The people of the Timbisha Shoshone Tribe were formerly known as the Panamint Shoshone Indians of Death Valley. The Panamint Shoshones were best known for their fine basket making skills. Baskets had many uses, such as for boiling water, trapping birds and carrying food.
The Panamint Shoshones would move from the valley floor into the mountains during the summer months, then return for the winter. Traditional brush homes were easy to construct. The Timbisha Indian Village was created in 1936. Nine adobe homes, a trading post and wash house were built. This helped to bring about the end of the Shoshone traditional way of existence.
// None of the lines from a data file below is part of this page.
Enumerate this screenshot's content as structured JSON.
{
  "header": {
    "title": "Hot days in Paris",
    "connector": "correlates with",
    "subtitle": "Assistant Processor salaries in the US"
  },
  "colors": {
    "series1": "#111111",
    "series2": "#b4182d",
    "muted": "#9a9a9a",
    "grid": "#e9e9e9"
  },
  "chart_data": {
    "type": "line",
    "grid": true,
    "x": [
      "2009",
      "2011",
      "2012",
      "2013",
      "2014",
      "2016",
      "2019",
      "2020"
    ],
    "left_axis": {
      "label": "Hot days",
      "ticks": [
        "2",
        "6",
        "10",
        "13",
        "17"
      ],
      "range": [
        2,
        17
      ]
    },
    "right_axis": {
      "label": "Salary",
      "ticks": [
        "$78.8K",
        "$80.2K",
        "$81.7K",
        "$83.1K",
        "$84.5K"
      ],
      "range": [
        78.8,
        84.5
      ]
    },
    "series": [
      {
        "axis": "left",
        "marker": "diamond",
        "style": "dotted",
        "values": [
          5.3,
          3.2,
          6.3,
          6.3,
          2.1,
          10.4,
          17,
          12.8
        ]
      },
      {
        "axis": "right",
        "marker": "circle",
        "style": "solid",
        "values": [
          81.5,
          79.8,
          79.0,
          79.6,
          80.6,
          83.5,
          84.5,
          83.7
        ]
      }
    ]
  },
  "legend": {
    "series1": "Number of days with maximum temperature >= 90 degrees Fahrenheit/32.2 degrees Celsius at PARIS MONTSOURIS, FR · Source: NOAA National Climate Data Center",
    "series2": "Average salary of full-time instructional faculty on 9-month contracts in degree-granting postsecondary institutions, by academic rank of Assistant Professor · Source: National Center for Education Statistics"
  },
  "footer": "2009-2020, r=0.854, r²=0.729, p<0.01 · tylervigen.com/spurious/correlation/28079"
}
Although the tribe received federal recognition in 1983, it did not receive a land base. The Death Valley National Monument was expanded in 1994 when it became Death Valley National Park due to the California Desert Protection Act. Fortunately, the tribe was successful in getting an amendment added to the act. Section 705 (b) ordered the Secretary of the Interior to work with the tribe and other relevant agencies to identify lands suitable for a reservation for the tribe; lands both with in and outside the park.
The Timbisha Homeland Act
Seven years after the passage of the California Desert Protection Act on November 1, 2001, the Timbisha Homeland Act was signed into law. This bill authorized the Secretary of Interior to take into trust over 7,000 acres of land for the tribe.